Swiss Re estimates that natural catastrophes and severe weather events around the globe cost the insurance industry $19 billion in the first half of this year, with a further $21 billion of economic impact uninsured. The protection gap is all the more stark in emerging countries: for example Cyclone Idai caused $2 billion in economic loss, only 7% of which was insured. Closing this gap would greatly help in disaster recovery.
Once again Swiss Re draws attention to "secondary peril events" such as torrential rainfall and snowmelt, thunderstorms, heatwaves and dry weather. They estimate that these gave rise to $32 billion of economic losses in H1 2019, of which only $13 billion was insured.
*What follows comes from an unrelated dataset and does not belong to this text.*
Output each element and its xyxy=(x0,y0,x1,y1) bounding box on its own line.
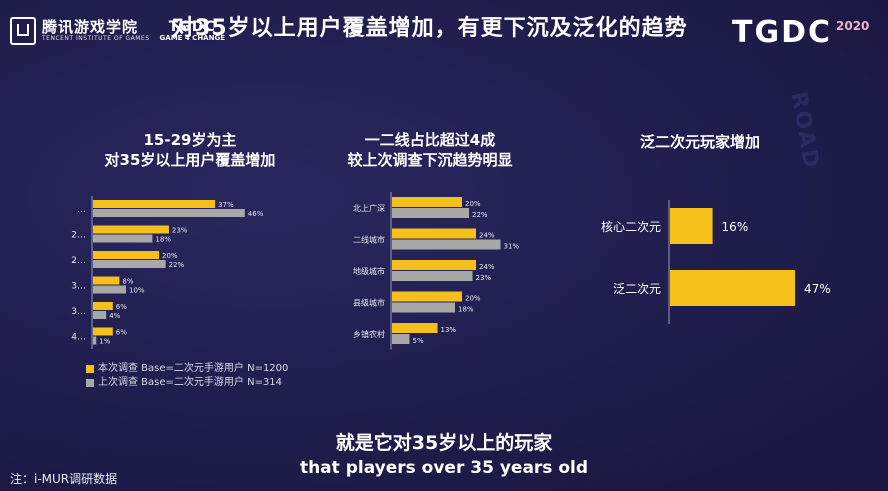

Climate change is expected to make these events more frequent: for example heatwaves and dry weather will lead to an increase in wildfires and agriculture losses.
Society will need to adapt to this volatile "new normal", and the forthcoming flagship report from the Global Commission on Adaptation will provide authoritative guidance on that topic. Insurance has a key role to play, including parametric (index) cover which we covered in a report last year.
The experience of the first half of this year has once again exposed the existing protection gap issues in emerging countries. For example, cyclone Idai showed just how fragile African coastal communities are. And in India, cyclone Fani inflicted widespread damage and large uninsured losses.